The most common gastrointestinal condition is Gastro-oesophageal disease (GORD). It is the result of the failure of the mechanisms which retain the acidic gastric contents in the stomach and those which protect the oesophageal epithelium resulting in the washing back (reflux) of food and stomach acid into the oesophagus.
The symptoms include heartburn, which is a painful burning sensation felt behind the breastbone, sometimes accompanied by a bitter taste in the mouth. This typically occurs after eating a large meal or spicy food. Other common symptoms of GORD are regurgitation (where stomach content rise as far as the throat), belching and bloating.
The complications of GORD include:
- Oesophagitis - inflammation and ulceration of the lining of the oesophagus.

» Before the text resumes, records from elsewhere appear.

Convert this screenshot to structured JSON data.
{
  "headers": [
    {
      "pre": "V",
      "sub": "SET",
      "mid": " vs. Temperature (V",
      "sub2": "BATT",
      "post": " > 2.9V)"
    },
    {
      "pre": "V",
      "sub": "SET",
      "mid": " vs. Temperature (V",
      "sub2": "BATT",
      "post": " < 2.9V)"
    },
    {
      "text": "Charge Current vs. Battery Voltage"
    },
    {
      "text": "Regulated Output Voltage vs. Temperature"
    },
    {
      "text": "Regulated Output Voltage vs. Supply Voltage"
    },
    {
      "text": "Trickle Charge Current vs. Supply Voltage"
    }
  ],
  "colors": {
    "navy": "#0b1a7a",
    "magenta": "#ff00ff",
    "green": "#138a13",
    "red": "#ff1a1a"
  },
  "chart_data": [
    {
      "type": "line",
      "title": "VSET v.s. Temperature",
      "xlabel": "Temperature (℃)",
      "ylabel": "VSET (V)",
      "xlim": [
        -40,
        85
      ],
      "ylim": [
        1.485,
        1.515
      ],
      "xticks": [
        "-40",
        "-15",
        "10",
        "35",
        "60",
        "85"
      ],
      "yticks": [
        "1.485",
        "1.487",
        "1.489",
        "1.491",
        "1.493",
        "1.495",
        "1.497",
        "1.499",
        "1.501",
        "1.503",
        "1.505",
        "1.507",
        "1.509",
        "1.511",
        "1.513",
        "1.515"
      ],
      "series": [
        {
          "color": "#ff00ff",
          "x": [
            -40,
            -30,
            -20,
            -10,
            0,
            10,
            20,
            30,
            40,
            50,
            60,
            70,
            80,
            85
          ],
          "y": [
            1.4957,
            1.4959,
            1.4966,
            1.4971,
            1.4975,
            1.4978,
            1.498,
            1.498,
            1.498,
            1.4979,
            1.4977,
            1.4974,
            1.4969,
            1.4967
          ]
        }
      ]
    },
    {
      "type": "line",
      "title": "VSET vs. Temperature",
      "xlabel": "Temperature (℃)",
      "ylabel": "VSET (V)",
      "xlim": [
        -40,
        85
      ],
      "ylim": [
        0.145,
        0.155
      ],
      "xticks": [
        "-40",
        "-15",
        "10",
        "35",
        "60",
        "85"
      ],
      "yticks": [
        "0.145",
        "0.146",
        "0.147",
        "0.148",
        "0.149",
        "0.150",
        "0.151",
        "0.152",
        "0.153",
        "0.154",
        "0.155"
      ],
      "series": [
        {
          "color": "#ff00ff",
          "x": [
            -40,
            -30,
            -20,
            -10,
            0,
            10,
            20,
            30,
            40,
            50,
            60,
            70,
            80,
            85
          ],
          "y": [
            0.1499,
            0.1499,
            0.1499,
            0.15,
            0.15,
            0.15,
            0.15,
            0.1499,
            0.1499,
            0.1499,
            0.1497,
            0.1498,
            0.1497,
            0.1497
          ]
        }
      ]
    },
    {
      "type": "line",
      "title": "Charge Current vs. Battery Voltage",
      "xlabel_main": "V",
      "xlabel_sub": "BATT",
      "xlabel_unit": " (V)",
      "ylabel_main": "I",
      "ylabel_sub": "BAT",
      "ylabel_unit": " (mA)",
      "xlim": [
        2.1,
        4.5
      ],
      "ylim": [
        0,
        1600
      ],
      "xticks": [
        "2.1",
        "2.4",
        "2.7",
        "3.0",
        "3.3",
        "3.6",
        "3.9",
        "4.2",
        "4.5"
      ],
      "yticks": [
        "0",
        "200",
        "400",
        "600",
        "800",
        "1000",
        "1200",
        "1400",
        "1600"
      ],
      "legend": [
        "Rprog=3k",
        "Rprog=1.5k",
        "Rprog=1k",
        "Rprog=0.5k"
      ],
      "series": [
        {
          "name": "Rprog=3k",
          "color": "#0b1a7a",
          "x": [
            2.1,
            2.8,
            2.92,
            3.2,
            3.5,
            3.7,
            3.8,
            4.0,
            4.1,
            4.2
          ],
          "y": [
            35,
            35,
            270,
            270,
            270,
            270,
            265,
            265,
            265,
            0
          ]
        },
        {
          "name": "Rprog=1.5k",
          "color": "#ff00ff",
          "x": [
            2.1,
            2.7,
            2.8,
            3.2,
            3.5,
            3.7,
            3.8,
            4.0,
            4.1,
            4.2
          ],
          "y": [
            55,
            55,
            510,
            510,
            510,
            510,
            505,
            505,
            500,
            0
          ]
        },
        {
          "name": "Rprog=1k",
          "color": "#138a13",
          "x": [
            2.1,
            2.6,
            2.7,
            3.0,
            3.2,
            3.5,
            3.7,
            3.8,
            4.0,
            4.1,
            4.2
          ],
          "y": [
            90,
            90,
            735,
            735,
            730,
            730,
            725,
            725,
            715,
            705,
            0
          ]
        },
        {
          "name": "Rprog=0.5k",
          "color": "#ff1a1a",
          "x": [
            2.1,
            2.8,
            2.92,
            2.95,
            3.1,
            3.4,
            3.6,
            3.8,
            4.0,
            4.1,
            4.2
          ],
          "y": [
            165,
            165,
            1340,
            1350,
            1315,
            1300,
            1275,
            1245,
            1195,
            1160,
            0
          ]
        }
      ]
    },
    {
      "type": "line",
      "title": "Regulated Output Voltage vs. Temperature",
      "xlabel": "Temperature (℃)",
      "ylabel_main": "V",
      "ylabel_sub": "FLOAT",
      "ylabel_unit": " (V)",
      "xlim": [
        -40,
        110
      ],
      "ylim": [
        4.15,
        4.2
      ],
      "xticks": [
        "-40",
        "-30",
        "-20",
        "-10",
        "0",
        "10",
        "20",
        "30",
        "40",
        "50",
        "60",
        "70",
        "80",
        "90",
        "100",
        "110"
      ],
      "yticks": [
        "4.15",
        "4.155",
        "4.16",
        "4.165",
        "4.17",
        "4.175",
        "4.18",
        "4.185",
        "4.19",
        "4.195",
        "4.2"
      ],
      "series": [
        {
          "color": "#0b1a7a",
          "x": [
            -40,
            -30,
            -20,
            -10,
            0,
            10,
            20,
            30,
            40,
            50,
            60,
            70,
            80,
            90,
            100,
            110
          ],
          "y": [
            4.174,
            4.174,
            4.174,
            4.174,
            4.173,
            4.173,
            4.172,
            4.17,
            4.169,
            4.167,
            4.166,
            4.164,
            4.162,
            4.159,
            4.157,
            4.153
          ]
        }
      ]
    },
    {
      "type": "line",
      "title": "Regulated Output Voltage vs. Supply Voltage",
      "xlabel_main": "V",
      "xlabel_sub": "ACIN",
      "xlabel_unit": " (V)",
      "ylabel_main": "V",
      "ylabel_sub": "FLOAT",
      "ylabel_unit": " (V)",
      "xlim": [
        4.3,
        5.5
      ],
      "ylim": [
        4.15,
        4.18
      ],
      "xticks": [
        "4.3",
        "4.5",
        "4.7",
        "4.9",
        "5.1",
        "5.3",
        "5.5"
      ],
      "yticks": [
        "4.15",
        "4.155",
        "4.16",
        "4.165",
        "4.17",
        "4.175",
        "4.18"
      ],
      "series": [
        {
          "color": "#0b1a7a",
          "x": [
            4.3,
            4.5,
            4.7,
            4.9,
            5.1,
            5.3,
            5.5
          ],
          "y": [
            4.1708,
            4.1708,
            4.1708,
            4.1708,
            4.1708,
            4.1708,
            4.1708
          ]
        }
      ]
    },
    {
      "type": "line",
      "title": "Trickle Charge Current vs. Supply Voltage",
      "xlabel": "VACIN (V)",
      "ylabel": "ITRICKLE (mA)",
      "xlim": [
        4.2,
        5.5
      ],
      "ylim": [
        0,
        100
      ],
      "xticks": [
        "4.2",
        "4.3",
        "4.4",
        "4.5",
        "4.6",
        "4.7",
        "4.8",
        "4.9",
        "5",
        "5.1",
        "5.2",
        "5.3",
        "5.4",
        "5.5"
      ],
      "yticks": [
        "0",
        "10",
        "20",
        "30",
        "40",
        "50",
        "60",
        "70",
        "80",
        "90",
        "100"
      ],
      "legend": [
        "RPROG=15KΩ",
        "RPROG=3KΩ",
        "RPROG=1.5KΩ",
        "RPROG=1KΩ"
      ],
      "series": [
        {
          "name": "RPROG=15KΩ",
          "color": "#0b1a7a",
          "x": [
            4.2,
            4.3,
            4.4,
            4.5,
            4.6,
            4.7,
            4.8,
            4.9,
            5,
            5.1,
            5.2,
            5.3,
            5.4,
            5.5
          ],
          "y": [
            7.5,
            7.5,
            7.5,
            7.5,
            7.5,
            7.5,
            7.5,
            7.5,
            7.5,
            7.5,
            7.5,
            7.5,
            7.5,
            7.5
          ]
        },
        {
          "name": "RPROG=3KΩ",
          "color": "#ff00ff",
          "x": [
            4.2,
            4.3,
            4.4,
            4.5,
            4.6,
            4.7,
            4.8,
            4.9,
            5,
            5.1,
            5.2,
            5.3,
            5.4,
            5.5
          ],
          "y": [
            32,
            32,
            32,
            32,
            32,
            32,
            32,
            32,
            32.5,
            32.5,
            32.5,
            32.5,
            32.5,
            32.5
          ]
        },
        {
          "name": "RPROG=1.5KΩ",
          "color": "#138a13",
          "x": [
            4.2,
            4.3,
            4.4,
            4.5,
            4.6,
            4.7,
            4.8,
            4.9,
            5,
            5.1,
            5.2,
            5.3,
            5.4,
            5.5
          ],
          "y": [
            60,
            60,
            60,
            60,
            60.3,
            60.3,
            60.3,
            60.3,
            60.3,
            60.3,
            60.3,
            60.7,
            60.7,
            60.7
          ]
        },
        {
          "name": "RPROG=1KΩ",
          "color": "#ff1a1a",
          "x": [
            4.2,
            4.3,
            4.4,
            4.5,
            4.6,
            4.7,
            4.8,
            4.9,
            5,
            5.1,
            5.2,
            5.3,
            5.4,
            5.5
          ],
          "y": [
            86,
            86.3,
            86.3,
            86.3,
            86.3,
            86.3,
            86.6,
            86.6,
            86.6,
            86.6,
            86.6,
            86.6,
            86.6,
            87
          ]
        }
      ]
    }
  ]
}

It may cause pain when drinking or swallowing food.
- The narrowing of the oesophagus because of longstanding inflammation.
There are two tests available to find out whether you have GORD.

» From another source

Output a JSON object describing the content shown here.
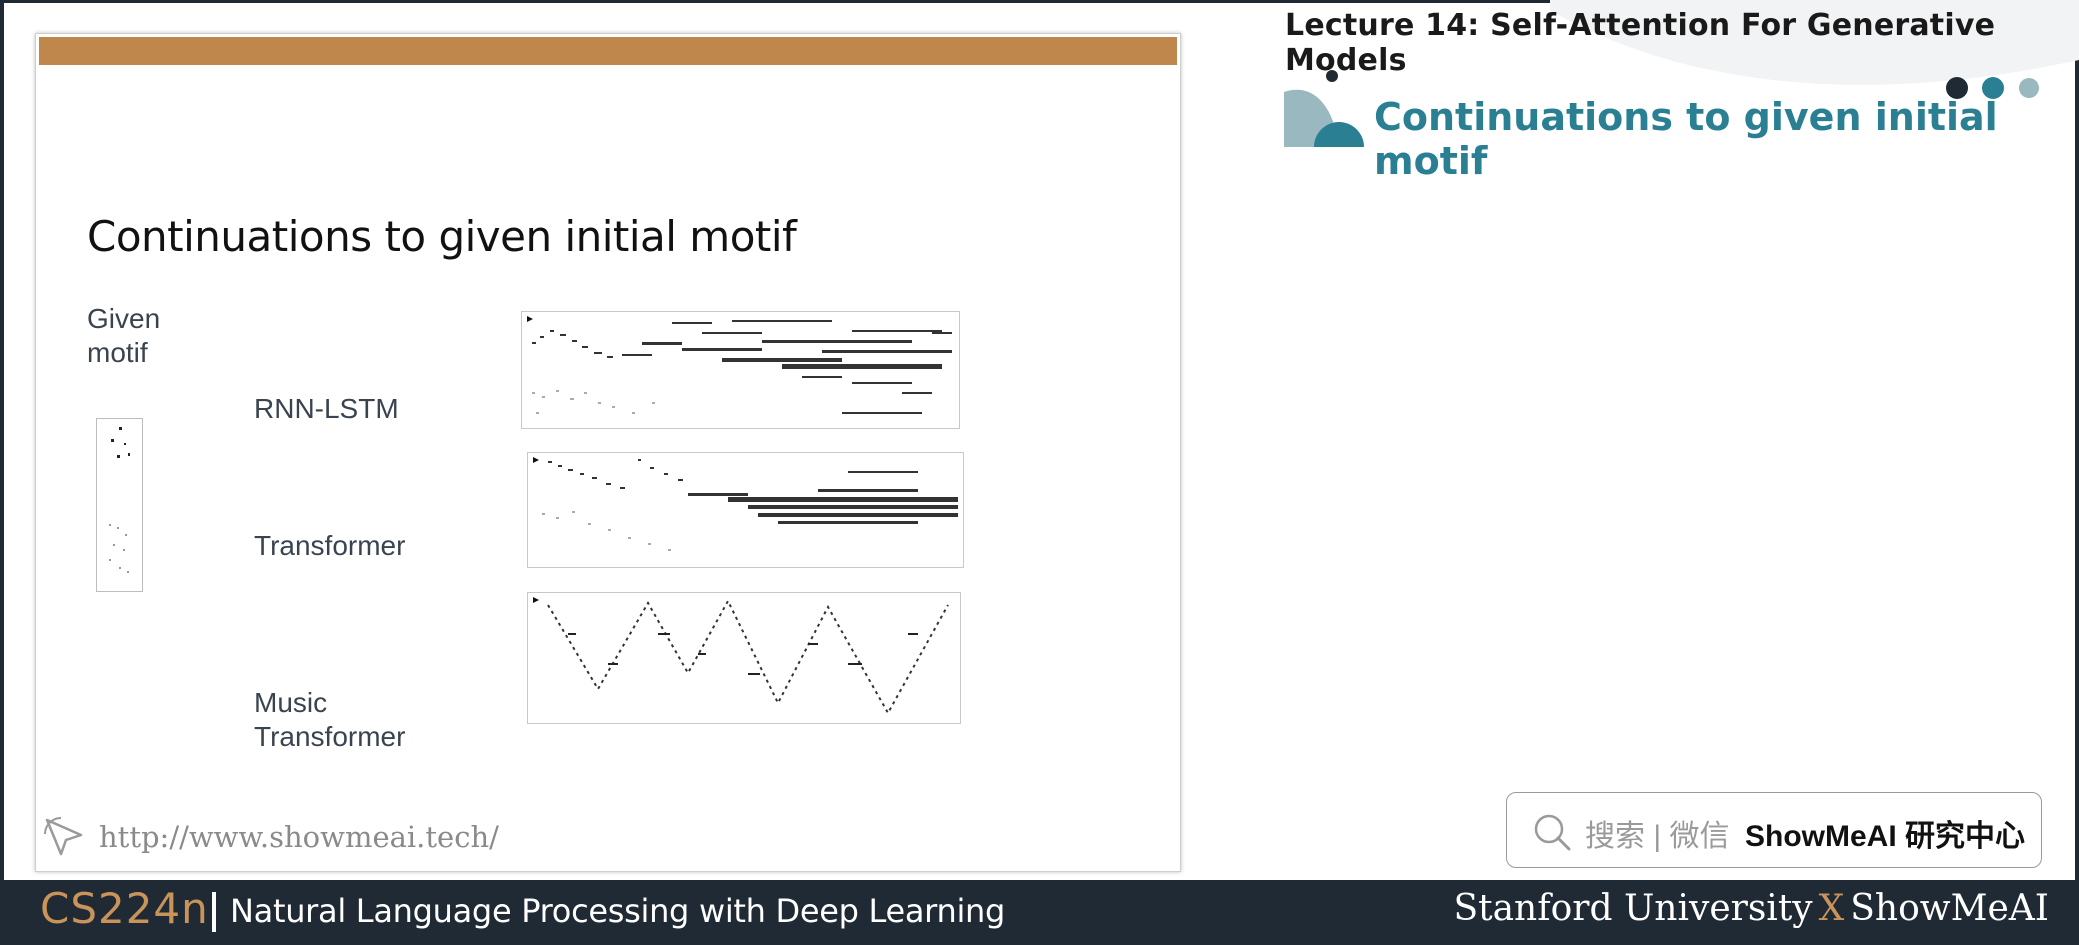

- Barium swallow or upper gastrointestinal (GI) series - an x-ray method involving barium where abnormalities of the GI tract are made visible.

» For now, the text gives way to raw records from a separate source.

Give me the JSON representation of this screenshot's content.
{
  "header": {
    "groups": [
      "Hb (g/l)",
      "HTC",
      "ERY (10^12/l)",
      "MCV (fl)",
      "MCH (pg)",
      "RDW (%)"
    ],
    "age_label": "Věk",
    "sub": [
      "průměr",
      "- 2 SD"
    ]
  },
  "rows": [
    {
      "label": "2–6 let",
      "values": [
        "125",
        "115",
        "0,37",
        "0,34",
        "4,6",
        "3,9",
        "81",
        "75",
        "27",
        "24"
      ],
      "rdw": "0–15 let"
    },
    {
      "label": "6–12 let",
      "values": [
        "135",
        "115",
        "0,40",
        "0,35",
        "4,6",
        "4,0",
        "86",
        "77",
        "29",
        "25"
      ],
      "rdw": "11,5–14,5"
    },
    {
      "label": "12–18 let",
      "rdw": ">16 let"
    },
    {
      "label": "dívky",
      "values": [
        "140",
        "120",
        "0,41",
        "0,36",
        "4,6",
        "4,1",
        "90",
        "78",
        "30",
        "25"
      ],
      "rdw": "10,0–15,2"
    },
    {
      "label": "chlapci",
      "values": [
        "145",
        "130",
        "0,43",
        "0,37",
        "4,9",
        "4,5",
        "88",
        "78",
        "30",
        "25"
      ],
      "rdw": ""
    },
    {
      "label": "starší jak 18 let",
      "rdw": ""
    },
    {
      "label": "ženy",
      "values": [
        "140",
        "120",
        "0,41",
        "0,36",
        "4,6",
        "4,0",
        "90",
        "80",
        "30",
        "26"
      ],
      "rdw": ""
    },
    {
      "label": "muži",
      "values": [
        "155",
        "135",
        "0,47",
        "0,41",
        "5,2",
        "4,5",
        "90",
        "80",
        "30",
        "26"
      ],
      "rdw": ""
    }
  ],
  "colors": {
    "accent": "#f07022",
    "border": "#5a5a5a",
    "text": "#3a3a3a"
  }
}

- Endoscopy where a flexible tube is inserted allowing the doctor to directly see the lining of the oesophagus and take samples of the lining tissues.
Self-help measures – avoid fatty / spicy / acidic foods; avoid alcohol / coffee/ tea; lose weight; stop smoking; eat healthy.
- Antacids – These are alkaline substances that neutralise the acid in the stomach. They are often used as palliative treatments for dyspeptic symptoms and most can be bought over the counter. The most commonly used antacids are magnesium and aluminium hydroxide compounds.
- Acid-suppressing agents - Ranitidine, cimetidine and famotidine reduce the acid produced by the stomach. They switch off receptors, which modulate stomach acid secretion therefore lowering the amount of acid that can regurgitate to the oesophagus area and minimise the damage to the mucosal lining.
- Proton Pump inhibitors - The mechanism by which proton pump inhibitors work is by markedly suppressing acid secretion. They may be used instead of acid-suppressing agents if reflux or oesophagitis persists.
- Muscular stimulants/Motility agents - Improve the return of refluxed juices back to the stomach and tighten the sphincter.